# Sage Barista Pro Steam Low Pressure / Slow Steaming



## alex13p (Dec 17, 2019)

Apologies if this has already been discussed, I took a browse through trying to find similar topic but didn't spot anything. Search tool on this site seems a bit limited as well...anyway...

We have a 4month old Barista Pro machine, in that time we've done several flushes and 1 decale routine (when the machine has asked for it). The descale was actually less than 30 days ago, although don't remember exact date.

Noticed in the last couple of days the steam wand pressure has dropped considerably. Making more coffees at home in the last couple of weeks because of what's going on at the moment and it was fine at first, but what would normally take 20-30 seconds to steam now takes over 60 seconds.

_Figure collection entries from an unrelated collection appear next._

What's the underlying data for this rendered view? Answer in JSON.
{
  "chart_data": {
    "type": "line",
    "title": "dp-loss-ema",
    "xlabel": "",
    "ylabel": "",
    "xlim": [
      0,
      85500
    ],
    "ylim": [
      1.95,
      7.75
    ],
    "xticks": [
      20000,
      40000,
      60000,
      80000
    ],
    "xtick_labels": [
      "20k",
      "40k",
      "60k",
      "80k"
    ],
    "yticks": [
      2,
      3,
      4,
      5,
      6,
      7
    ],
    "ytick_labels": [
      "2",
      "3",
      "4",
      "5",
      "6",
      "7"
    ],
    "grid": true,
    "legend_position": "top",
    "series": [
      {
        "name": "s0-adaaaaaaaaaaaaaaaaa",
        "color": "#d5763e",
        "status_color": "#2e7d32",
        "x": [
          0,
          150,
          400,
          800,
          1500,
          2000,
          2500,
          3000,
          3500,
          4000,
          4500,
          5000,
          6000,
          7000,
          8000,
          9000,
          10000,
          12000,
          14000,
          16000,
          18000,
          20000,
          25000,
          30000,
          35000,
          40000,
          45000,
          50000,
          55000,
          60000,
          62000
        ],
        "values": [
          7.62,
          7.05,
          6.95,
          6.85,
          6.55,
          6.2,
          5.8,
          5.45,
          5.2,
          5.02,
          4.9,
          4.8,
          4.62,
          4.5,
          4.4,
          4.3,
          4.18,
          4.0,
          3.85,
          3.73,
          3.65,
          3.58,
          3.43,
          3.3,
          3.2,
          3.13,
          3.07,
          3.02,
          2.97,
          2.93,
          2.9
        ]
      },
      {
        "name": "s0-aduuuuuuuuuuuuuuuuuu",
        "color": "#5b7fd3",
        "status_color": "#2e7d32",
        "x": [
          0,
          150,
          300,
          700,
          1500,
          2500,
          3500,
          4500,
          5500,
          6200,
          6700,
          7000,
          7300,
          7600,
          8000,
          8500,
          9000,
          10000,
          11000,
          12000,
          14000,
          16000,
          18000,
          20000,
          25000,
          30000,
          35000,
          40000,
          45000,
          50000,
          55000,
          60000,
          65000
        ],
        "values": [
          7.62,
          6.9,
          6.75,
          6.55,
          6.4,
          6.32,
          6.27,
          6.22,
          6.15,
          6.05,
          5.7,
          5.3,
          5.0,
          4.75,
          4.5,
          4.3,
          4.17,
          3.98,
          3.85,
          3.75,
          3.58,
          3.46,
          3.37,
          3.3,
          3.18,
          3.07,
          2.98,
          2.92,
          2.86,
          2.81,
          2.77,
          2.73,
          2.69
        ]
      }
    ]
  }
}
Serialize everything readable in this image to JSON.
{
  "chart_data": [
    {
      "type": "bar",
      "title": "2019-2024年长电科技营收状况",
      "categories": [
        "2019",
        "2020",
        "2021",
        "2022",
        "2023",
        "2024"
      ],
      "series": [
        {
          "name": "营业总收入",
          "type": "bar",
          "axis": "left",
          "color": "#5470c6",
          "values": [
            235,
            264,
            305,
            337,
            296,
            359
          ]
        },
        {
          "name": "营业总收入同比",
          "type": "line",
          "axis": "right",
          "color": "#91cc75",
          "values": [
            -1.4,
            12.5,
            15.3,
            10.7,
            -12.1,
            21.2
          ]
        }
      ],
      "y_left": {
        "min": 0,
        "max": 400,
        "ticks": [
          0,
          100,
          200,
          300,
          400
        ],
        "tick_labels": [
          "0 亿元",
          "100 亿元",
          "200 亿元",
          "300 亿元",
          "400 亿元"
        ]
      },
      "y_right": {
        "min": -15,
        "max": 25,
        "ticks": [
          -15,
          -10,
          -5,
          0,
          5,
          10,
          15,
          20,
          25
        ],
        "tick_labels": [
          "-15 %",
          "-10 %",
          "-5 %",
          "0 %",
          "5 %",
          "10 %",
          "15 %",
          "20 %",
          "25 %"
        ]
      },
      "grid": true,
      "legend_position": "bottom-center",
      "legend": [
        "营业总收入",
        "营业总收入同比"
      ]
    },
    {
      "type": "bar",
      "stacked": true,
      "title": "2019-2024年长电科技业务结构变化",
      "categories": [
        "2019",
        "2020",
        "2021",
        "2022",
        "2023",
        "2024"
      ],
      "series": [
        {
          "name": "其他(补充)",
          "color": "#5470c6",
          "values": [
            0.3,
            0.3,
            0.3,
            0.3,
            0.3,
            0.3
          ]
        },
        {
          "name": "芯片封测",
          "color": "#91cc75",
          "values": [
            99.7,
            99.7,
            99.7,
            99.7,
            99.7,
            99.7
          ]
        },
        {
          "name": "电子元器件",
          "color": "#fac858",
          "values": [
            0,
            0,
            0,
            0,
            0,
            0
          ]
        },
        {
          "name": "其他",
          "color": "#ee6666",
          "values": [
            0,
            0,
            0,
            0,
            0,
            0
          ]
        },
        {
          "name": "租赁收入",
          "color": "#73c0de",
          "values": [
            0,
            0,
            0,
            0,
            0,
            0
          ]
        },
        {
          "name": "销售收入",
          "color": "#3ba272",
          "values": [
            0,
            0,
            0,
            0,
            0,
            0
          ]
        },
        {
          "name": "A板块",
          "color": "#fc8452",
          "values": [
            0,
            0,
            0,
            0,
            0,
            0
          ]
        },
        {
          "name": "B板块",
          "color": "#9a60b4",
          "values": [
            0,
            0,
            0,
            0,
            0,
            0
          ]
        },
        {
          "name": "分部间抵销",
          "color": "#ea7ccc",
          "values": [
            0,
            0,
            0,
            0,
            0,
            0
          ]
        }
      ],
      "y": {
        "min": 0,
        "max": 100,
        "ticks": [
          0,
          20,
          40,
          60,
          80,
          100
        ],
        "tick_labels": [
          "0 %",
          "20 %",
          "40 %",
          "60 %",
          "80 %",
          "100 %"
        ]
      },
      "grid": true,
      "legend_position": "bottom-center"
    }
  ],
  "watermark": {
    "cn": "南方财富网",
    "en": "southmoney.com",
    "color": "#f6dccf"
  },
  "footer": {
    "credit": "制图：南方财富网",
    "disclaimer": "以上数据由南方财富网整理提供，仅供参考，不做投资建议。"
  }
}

It actually gets to the point where the machine thinks I've left the steam setting on and turns itself off.

The tip has been checked for blockages and cleaned, and steam appears to be coming out all holes when testing out of milk.

Do I need to do another descale? Seems a bit soon to do another one?

Thanks

Alex


----------



## Joeyt (Jan 3, 2021)

Hi there,

I'm having the exact same issue with a machine of similar age and circumstances. Did you get it resolved? 
thanks, Jo


----------



## Massimo (Jan 7, 2021)

I have the same issue. My simptoms include pump changing the normal steaming mode sound of rapid tak-tak-tak, to brr-brr-brr. I'm blaming the pump and planning to replace it, once and if I can find replacement in the local shops.


----------



## ilovegarbagetrucks (Jul 24, 2021)

I had this very issue (machine is 4mos old; had run descale about 45 days ago) and running the descale again resolved this for me. I also took the tip off the steam wand and soaked it in vinegar and cleaned the holes with the tool.


----------